Parteipolitischer Streit CSU weist Habecks Vorwürfe in Özil-Affäre zurück

Berlin · In der politischen Aufarbeitung des Falls Mesut Özil macht Grünen-Chef Habeck Innenminister Seehofer schwere Vorwürfe. Die Grünen erinnern vor allem an einen "fatalen" Seehofer-Spruch.

 Habeck bewertet die Wirkung von Seehofers Aussage als verheerend.

Habeck bewertet die Wirkung von Seehofers Aussage als verheerend.

Foto: Andreas Arnold

Die Affäre um den zurückgetretenen Fußball-Nationalspieler Mesut Özil sorgt auch parteipolitisch zunehmend für Streit.

Grünen-Chef Robert Habeck wies Innen- und Sportminister Horst Seehofer (CSU) eine Mitverantwortung für die Entfremdung vieler Deutsch-Türken und indirekt auch für Özils Abtritt aus der deutschen Nationalmannschaft zu. Daraufhin warfen die Christsozialen Habeck vor, den Fall parteipolitisch zu instrumentalisieren.

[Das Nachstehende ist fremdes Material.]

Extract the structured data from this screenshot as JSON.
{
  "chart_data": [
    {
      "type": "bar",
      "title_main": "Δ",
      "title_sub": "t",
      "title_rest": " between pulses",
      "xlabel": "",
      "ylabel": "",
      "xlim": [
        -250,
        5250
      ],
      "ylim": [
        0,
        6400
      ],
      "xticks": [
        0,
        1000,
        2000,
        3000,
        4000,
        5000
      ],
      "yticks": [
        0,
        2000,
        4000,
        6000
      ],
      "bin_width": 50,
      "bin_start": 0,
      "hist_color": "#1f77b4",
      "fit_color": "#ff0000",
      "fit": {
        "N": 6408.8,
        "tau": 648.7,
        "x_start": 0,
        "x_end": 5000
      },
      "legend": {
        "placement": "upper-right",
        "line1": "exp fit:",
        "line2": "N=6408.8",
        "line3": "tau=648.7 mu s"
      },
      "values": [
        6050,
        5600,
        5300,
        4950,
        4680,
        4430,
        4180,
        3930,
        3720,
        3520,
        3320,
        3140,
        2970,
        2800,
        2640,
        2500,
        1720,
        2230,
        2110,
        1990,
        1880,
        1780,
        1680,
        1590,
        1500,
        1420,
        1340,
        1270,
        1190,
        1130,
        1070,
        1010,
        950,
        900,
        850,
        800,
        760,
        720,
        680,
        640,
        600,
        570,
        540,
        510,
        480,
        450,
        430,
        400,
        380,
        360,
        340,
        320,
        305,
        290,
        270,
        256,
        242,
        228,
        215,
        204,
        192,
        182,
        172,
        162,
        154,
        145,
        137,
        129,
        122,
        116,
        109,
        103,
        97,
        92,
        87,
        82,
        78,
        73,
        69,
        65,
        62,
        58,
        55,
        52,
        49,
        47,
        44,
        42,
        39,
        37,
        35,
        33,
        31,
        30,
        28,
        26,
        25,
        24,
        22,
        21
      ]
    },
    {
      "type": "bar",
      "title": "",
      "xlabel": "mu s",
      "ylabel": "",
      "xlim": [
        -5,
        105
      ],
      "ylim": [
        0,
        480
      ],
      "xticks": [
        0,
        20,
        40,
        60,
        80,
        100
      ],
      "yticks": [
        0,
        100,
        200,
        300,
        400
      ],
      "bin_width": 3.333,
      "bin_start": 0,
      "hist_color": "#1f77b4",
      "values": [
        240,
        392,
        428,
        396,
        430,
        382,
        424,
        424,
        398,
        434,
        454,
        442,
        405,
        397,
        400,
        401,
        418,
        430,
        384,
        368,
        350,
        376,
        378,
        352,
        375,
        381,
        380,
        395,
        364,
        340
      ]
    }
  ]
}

"Wenn der Sportminister sagt, dass der Islam nicht zu Deutschland gehört, dann ist das klar als Ausladung an alle muslimischen Spieler zu verstehen", sagte Habeck der "Rheinischen Post" (Mittwoch) mit Blick auf eine entsprechende Aussage von Seehofer im März.

Özil hatte in seiner öffentlichen Rücktrittserklärung am Sonntag Rassismus-Erfahrungen angeprangert und unter anderem kritisiert, Funktionäre des Deutschen Fußball-Bundes hätten seine türkischen Wurzeln nicht respektiert. Der 29-Jährige war vor allem wegen seiner Fotos mit dem türkischen Staatspräsidenten Recep Tayyip Erdogan im Vorfeld der Fußball-WM heftig kritisiert worden.

CSU-Generalsekretär Markus Blume konterte, Habeck vertiefe mit seinen Aussagen die gesellschaftliche Spaltung, die er selbst beklage. "In seinem blinden Kampagneneifer gegen die CSU ist ihm keine Schuldzuweisung zu billig und niveaulos", sagte Blume der Deutschen Presse-Agentur in München. Bei Habeck habe "politische Scheinheiligkeit" Methode. "Heute Özil, am letzten Sonntag Amok: Am Jahrestag des Amoklaufs von München der CSU "Amok-Modus" vorzuwerfen, ist eine beispiellose Unanständigkeit. Da wäre mal eine Entschuldigung fällig."

Seehofer hatte im März der "Bild" gesagt: "Der Islam gehört nicht zu Deutschland. Deutschland ist durch das Christentum geprägt." Die hierzulande lebenden Muslime gehörten aber "selbstverständlich" dazu. Daraufhin war eine kontroverse Debatte entbrannt, in deren Verlauf sich nicht nur der Koalitionspartner SPD, sondern auch Kanzlerin Angela Merkel (CDU) klar von Seehofers Aussage distanziert hatten.

Habeck bewertete die Wirkung von Seehofers Aussage als verheerend. "Das Signal, das so an Menschen mit unterschiedlichen Wurzeln gesendet wird, ist fatal. Denn sie spüren genau, wie sie in unserem Land immer stärker ausgegrenzt und stigmatisiert werden."

Einer Umfrage zufolge bewerten zwei Drittel der Bundesbürger die öffentliche Kritik an Özil nicht als rassistisch motiviert. Das ergab eine Erhebung des Meinungsforschungsinstituts Civey, aus der die "Augsburger Allgemeine" (Donnerstag) vorab zitierte. 66,6 Prozent der ausgewählten Bürger beantworteten eine entsprechende Frage demnach mit "eher nein" oder "nein, auf keinen Fall".

Weniger als ein Drittel (28,7 Prozent) der Menschen glaubt hingegen, dass die öffentliche Kritik an Özil auch einen rassistischen Hintergrund habe. Runtergebrochen auf die Wähler einzelner Parteien sehen vor allem Sympathisanten der AfD (87,9), der FDP (76,3) und von CDU und CSU (74,3) keine rassistischen Motive.